Mullone riffed off Chortle's own advice to its reviewers, so ostensibly, I am responding to a response. But Mullone's piece was much more than that, it was a searing critique of critics, well a good old poke anyway...

Liam's full article is here but, meanwhile, here are some edited highlights and some of my counter-musings...

Liam says: You know the Night’s Watch in Game of Thrones? A phalanx of men whose past crimes are forgotten but, in return, they can never know happiness or family or friendship or warmth ever again? That is the vow you take when you become a reviewer...

Verdict: It's a dirty job, but someone has to provide perspective by standing outside of performers to constructively critique them - thereby 'protecting' the public from the artistic equivalent of the White Walkers. Ultimately, no one likes us and we don't care, so yes, we are a lot like the Night's Watch.

Liam says: Ask yourself why you want to be a reviewer. Is it to get into writing? Is it to get into comedy? You can’t go into comedy after reviewing. So ask yourself whether you’re happy to never, ever perform this beautiful and ridiculous craft; this tantalising art that you see played out before you every day for four weeks...

Verdict: Omg. There's an idea that all performers seem to have that if we non-performers played enough games of Zip Zap Bop, pretended to be a tree more or made enough 'hate lists' that we'd all end up bursting out onto the stage like some kind of mass audition for Oliver!, Annie or Bugsy Malone.

I concede that there will be some folk who think that writing about comedy is a way in to performing comedy. The chronology of your career may go this way, but becoming a performer will owe little or nothing to writing about comedy - conversely, the more you write about it, the less you might want to perform.

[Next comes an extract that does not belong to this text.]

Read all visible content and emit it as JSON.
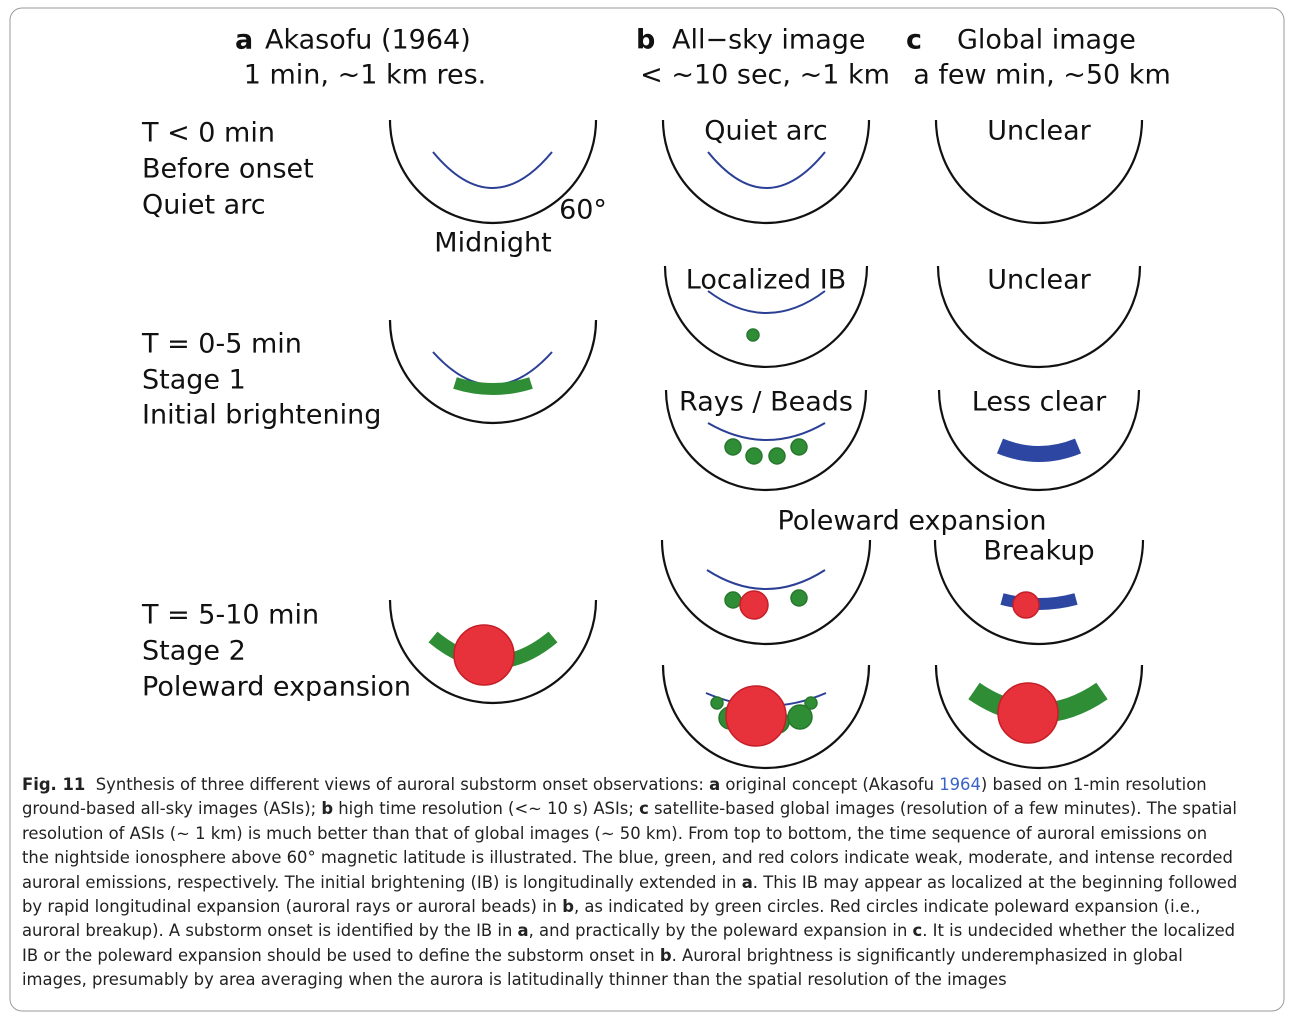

Liam says: The thing you are assessing is a piece of entertainment, not whether or not you, personally, are having a good time. These things may seem indistinguishable to the very young but, weirdly, it is not the performer’s concern if the toilets smell or the room is too hot or too cold or there’s a bloke in front of you with a dogshit on his head. Until you can float, zen-like, above your immediate circumstances to take in the art before you, then you have no business even being there.

Verdict: Agreed. Some extraneous detail might be useful to flavour your review if it plays a role in the comic's set, but it's not the main event. Meanwhile, if there is someone in front of you with dog poo on them - move.

Liam says: Taking a show to Edinburgh is a triumph of optimism over statistics...You may have seen 20 shows already today, but never forget that you are looking at someone with far, far more courage than you are likely have demonstrated in your entire life thus far.

Verdict: Sacrifice in this case still comes from choice. No one made them do it.

Liam says: You are not the comedy police. Don’t think you can justify cruel or intemperate words with the [Kate] Copstick defence: ‘They’re all egomaniacs so they all have it coming.’...In any case the argument is illogical as it assumes an attritional police/burglar relationship where your job is to eradicate and punish, not cultivate and encourage.

Verdict: Cultivate and encourage, protect and serve, love and marriage, yes, they do all go together like a horse and carriage / pen and quill / laptop and dongle. Go into a show hoping to enjoy it and then find the reasons why you could have enjoyed it more. These could include assassination, but if you can justify a fictional one then have a go. If you write like an internet troll you will be found wanting.

Liam says: Remember that, against all the incredible odds stacked against you, some reviewers ARE held in high esteem by comics. It will take years and years of patience, dedication, temperance and contemplation. But one day an act who doesn’t even have a show on will buy you a drink at the Library Bar – and then you’ll know you’re a half-decent reviewer. One day you may even turn back into a human. But don’t hold your breath.

Verdict: Refer to earlier answer: no one likes us we don't care. That said, mutual respect is important. An act buying a reviewer a drink unprompted? It might have happened...but many comics have memories like elephants. That two star review you once gave them will not be forgotten, so maybe don't leave that drink unattended.

3 Comments

  1. I read the Liam piece and thought it was well written and hilarious. I read this response and it all sounded like a small child saying, “Well I didn’t want to play your stupid game anyway” over and over again. I’m not sure if you’re trying to be funny, but if you are, leave it up to the experts like Liam. If not, go back to journalism nursery. Either way you failed.
    1/5

  2. Liam’s piece is great and I have acknowledged that, and I’m pleased that it may get read even more widely now. It does raise issues that it is worth me addressing as a critic. I did so in a light-hearted manner, not in any way imagining that this was some kind of ‘funny off’, but merely disagreeing good naturedly.